John McCain, protecting this great nation from having a Judy Garland Division in the Army, the Bette Midler Marine Corp, a Richard Simmons Navy Carrier Group, and the Rock Hudson Strategic Air Command.
John McCain, a former pilot, probably has nightmares where the the act of a B-52 getting refueled in the sky by another plane, once a Freudian dream symbol of heterosexual coupling, now looks like the final penetration after an airborne homoerotic pas-de-deux.
To watch John McCain over the last decade plus is to watch a man ‘de-evolve.’ From the proud maverick (at least in his and MSM’s minds) of 2000, to the sad and beaten cur hugging W. in ’04, to the angry old man picking a trophy wife as his VP candidate, to todays pathetic loser trying to stem the flow of progress in the only way he still has – to stand up in The Senate and make a fool of himself.
There’s a great line from F. Scott Fitzgerald’s “The Great Gatsby:”
So we beat on, boats against the current, borne back ceaselessly into the past.”
I think that describes John McCain and the rest of the Republicans quite nicely, don’t you?
Let me get this straight
SO it is somehow a progressive victory to enable gays to open join today’s military-industrial-media-complex, become brainwashed into accepting endless wars in the middle east without any clear objectives, and kill civilians – people of color, by the hundreds of thousands.
More than i million innocent civilians have been killed in Iraq alone – mostly women and children. And there is no end in sight.
This is so sick on so many levels – obama has consistently failed to deliver to he base. This bill is meaningless. It is a bone being thrown to some of his supporters that he has been flipping the bird to on virtually everything else.
If you must, enjoy your bone – but please also think of the blood and bones of the innocent children that have been killed and maimed
It isn’t the troops in uniform who send themselves into the Middle East without any clear objectives. It’s the bleeping civilian leadership that does that. Don’t make the mistake of blaming the troops for what the President and Congress choose to do with them. Keep that straight. And don’t repeat this nonsense and make me say what I think of the intelligence level of people who can’t keep that straight.

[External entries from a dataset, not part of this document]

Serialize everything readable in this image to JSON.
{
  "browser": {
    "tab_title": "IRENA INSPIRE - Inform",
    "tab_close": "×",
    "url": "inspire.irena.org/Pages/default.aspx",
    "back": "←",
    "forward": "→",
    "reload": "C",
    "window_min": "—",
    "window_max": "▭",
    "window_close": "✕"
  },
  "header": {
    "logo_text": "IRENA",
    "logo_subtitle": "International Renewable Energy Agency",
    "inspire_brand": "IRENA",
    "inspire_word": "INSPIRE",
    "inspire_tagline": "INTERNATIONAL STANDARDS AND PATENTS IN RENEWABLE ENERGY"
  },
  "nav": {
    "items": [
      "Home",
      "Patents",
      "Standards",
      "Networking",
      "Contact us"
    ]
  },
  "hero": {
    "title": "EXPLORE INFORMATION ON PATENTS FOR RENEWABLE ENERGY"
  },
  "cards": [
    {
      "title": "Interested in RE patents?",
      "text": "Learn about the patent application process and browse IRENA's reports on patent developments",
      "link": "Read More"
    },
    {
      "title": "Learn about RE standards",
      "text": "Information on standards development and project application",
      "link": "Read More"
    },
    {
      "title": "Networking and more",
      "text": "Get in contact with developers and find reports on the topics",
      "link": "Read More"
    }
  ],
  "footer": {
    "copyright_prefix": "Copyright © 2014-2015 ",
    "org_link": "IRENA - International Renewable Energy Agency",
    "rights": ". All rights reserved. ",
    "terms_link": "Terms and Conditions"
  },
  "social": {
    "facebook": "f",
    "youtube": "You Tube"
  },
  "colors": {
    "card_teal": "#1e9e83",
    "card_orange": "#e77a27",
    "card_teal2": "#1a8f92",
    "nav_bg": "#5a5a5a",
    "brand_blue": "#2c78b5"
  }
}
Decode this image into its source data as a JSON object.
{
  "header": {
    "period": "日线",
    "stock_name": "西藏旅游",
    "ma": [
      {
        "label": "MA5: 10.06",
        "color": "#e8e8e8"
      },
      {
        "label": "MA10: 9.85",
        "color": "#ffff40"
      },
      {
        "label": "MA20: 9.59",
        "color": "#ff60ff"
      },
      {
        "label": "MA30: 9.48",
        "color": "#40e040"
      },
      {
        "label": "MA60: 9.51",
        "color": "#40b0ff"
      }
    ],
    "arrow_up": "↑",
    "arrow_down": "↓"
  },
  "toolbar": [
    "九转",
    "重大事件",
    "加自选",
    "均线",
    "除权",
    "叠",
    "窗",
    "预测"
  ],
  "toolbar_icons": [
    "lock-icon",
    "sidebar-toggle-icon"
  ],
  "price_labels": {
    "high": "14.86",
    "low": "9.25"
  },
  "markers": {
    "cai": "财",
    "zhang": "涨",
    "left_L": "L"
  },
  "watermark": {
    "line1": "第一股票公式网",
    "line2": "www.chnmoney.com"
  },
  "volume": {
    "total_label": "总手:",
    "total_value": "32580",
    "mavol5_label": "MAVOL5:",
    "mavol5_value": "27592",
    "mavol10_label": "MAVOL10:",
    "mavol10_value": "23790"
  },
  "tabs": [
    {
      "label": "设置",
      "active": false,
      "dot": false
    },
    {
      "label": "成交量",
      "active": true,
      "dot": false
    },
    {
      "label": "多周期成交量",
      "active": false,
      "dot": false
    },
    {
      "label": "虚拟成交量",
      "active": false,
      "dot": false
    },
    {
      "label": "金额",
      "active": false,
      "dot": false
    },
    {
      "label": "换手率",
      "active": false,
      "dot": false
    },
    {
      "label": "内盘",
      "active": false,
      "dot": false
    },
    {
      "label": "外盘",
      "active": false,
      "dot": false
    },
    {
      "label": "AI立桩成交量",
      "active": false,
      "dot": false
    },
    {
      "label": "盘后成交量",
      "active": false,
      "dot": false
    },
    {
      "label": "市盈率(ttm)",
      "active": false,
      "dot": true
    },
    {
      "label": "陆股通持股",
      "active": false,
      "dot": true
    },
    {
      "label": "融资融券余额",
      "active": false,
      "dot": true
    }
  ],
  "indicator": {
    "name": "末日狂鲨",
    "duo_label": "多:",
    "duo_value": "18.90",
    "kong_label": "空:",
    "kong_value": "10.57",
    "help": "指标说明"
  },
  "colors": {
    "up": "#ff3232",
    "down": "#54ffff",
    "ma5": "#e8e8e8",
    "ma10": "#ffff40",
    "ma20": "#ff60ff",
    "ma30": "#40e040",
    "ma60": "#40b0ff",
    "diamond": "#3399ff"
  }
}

Maha, Evidently I am not the only one tickled pink by your comments on Senator McCain. That one paragraph alone should get you nominated for a Pulitzer Prize for excellence in political blogging. You have my official nomination. The fact that much of what happens in Washington can be readily compared to Dickensian times is food for thought. Not good food mind you…
Question: Are there actaully any moderate Repubs whom one could deem as “normal’ in a political sense?? Call me naive…..but once hopes…….
Senator McCain, indeed seems to have lost it, This is why we have retirement.
Amen!…McCain should be listening Springstein’s “Glory Days” on his record player rather than his Abba records. He’s a has been who can’t come to grasps with the fact that age renders us all to irrelevance. Give it up ,John!
There was Rolling Stone article on McCain that never seemed to get much play by tv or print commentators. It established that he got by with things throughout his military career only because of family connections, among other feet-of-clay issues. I’m surprised no one has called him on these things.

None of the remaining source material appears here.